As the Government Accountability Office noted in 2007, total revenues collected by the US federal government for the nation’s offshore oil resources is one of the lowest government takes in the world – out of 104 jurisdictions surveyed, only 11 received a smaller portion of oil revenue than the US government.
Interestingly, a similar pattern can be found in the coal industry. The Powder River Basin (PRB) is a region in southeast Montana and northeast Wyoming known for its coal deposits. The region annually produces over 400 million short tons of coal – about 40 percent of the coal produced in the US.
Yet in 1990, the federal government decertified the region as a coal-producing area. The decertification means that rather than requiring the federal government to follow formal leasing procedures, including consideration of environmental and economic impacts and competitive bidding, a looser, “lease by application” process is used. The effect of this process is much like area-wide offshore oil and gas leasing: large coal companies are increasingly designing the lease boundaries in the region where the federal government once did. This pattern gives the companies insider knowledge and the ability to carve out tracts favorable to expanding their existing coal mines, undermining competitive bidding. A 2009 WildEarth Guardians report, “Undermining the Climate,” found that in the last 20 years, only three lease sales out of the total 21 in the region had more than one bidder.
The report also found that, as would be expected, the areas with only one bidder were leased at much lower values than those with more than one bidder. The decertification also thwarts the federal government from doing a regional analysis of global warming impacts in the region from mining, and makes coal seem artificially cheap when compared to cleaner energy sources.
Well, it’s okay that these companies pay us less for the leases because the extracted energy is for our use, right? Not necessarily. Fossil fuel companies do not have to sell the oil and coal taken within the US back to the US; they are free to sell the resource as they see fit. Oil is sent to and sold on an international market. A ban on exporting national Alaska oil was overturned in 1995. Meanwhile, coal mined in the US is increasingly being exported: in the first six months of 2010, US coal exports to Asia grew nearly 400 percent compared to exports for all of 2009. Coal companies are looking for more ways to ship coal from the PRB, including one that spurred the recent controversy over a new coal export terminal in Washington that would ship five million tons of coal to Asia annually.

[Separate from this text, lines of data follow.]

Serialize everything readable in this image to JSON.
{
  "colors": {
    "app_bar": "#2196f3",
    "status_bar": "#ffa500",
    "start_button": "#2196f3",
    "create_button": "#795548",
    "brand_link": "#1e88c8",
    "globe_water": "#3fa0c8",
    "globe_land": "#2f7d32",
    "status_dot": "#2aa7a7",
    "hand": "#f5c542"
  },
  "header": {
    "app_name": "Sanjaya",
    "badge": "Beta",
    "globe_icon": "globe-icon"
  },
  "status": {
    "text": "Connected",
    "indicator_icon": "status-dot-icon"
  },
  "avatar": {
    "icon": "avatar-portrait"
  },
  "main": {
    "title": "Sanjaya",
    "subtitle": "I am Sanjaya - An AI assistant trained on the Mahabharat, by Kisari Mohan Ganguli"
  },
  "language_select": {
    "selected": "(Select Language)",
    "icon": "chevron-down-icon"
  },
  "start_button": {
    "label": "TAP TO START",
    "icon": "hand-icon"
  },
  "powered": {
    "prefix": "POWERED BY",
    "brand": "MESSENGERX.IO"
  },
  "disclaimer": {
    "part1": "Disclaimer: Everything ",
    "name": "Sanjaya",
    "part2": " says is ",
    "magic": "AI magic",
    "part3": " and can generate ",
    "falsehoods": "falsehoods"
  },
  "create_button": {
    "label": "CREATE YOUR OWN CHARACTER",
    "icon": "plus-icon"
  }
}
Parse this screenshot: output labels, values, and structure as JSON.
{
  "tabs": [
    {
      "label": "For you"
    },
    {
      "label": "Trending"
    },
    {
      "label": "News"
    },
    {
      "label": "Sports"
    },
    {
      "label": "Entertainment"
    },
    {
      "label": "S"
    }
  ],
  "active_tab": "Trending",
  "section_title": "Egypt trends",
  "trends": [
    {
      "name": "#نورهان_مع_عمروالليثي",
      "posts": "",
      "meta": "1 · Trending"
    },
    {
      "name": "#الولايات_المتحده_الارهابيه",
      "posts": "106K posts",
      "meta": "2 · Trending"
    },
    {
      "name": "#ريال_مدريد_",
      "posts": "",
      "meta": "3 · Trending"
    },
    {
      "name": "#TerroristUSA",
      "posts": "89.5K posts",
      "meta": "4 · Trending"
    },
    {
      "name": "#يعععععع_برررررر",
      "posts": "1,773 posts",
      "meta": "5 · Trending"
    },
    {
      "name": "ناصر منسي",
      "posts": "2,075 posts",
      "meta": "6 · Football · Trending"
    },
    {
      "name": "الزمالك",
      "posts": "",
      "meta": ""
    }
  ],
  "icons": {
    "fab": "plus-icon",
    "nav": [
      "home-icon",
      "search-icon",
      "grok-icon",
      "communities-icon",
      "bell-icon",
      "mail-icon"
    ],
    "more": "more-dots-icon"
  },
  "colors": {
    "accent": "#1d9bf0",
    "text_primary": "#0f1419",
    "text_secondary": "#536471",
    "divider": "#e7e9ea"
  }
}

In short, fossil fuel companies are getting the right to dig up fossil fuels on federal lands for ever-lower prices, while remaining free to export the resource as they see fit, even to nations they claim should clamp down on greenhouse gas emissions before the US agrees to do so. Large companies like BP and Exxon have been found posting profits overseas to further lower the financial duties owed here, and still, many oil and coal companies want to pass off responsibility for the multiple environmental and health effects associated with mining and drilling to the public, the costs of which become yet another taxpayer subsidy.
So, when proponents of coal mining and oil drilling on federal land say we should tap “our” natural resources for our benefit, whose benefit are they really referring to? Our benefit might better be served through conservation, energy efficiency and investment in new sources of technology and energy.